---
title: "Configure basic authentication | Grafana documentation"
description: "Learn how to configure basic authentication in Grafana"
---

# Configure basic authentication

Grafana provides a basic authentication system with password authentication enabled by default. This document details configuration options to manage and enhance basic authentication.

## Disable basic authentication

To disable basic authentication, use the following configuration:

Bash ![Copy code to clipboard](/media/images/icons/icon-copy-small-2.svg) Copy

```bash
[auth.basic]
enabled = false
```

## Password policy

By default, Grafana’s password policy requires a minimum of four characters for basic auth users. For a stronger password policy, enable the `password_policy` configuration option.

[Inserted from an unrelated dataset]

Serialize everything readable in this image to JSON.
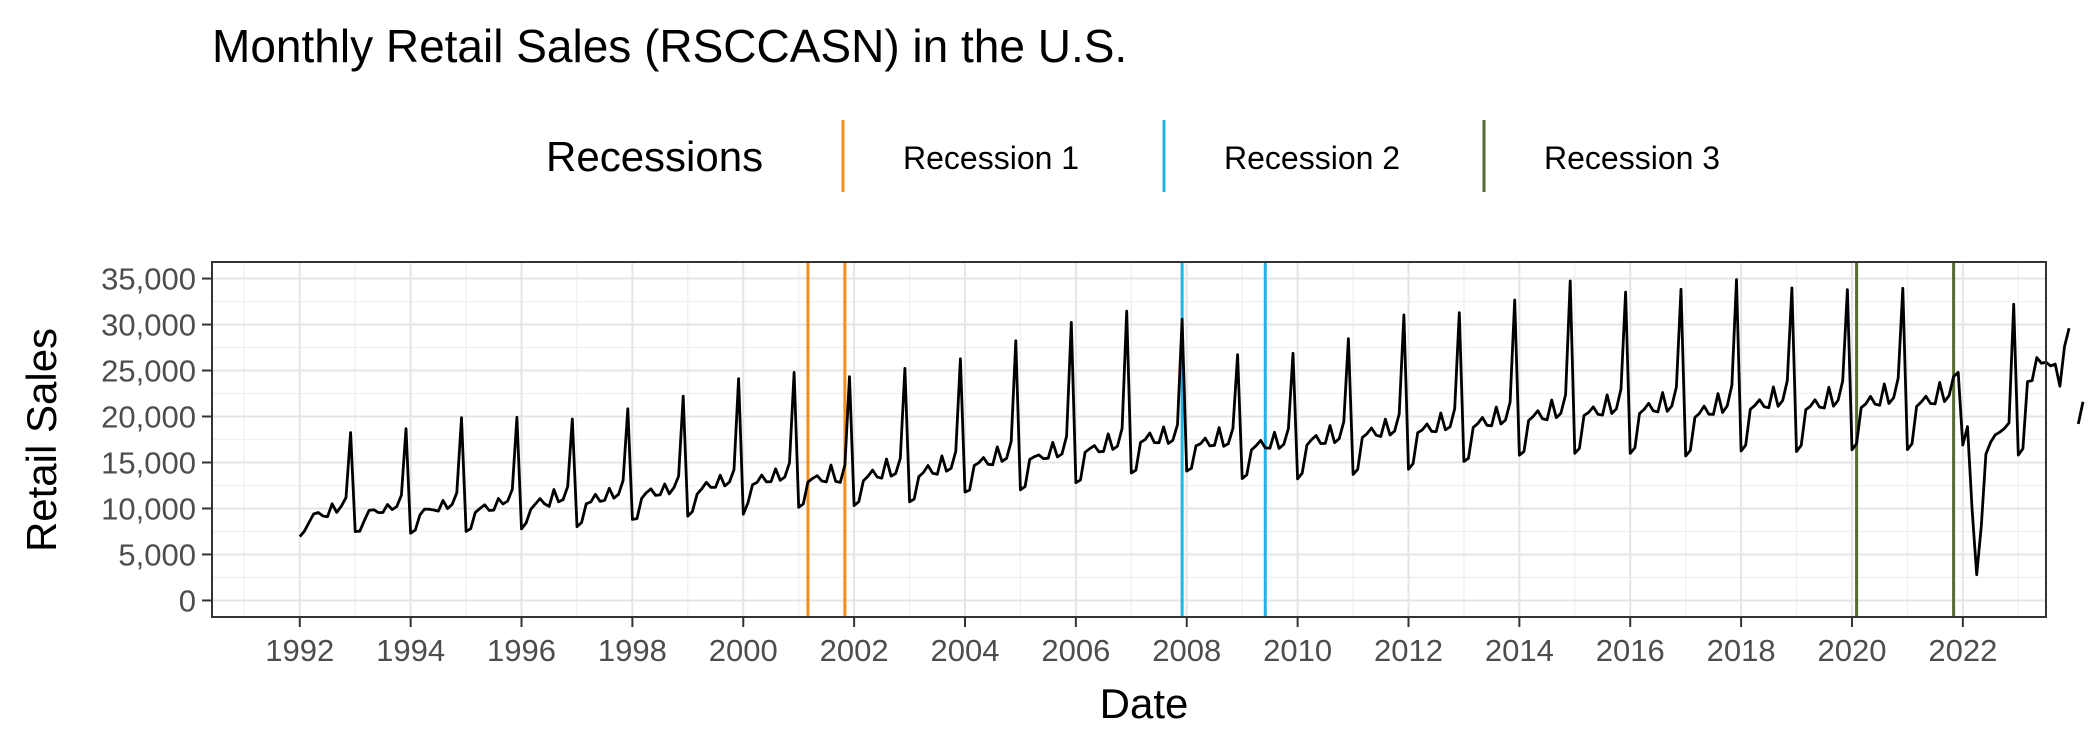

With the `password_policy` option enabled, new and updated passwords must meet the following criteria:

- At least 12 characters
- At least one uppercase letter
- At least one lowercase letter
- At least one number
- At least one special character

Bash ![Copy code to clipboard](/media/images/icons/icon-copy-small-2.svg) Copy

```bash
[auth.basic]
password_policy = true
```

> Note
> 
> Existing passwords that do not comply with the new password policy will not be affected until the user updates their password.

## Disable login form

To hide the Grafana login form, use the following configuration setting:

Bash ![Copy code to clipboard](/media/images/icons/icon-copy-small-2.svg) Copy

```bash
[auth]
disable_login_form = true
```

This can be helpful in setups where authentication is handled entirely through external mechanisms or single sign-on (SSO).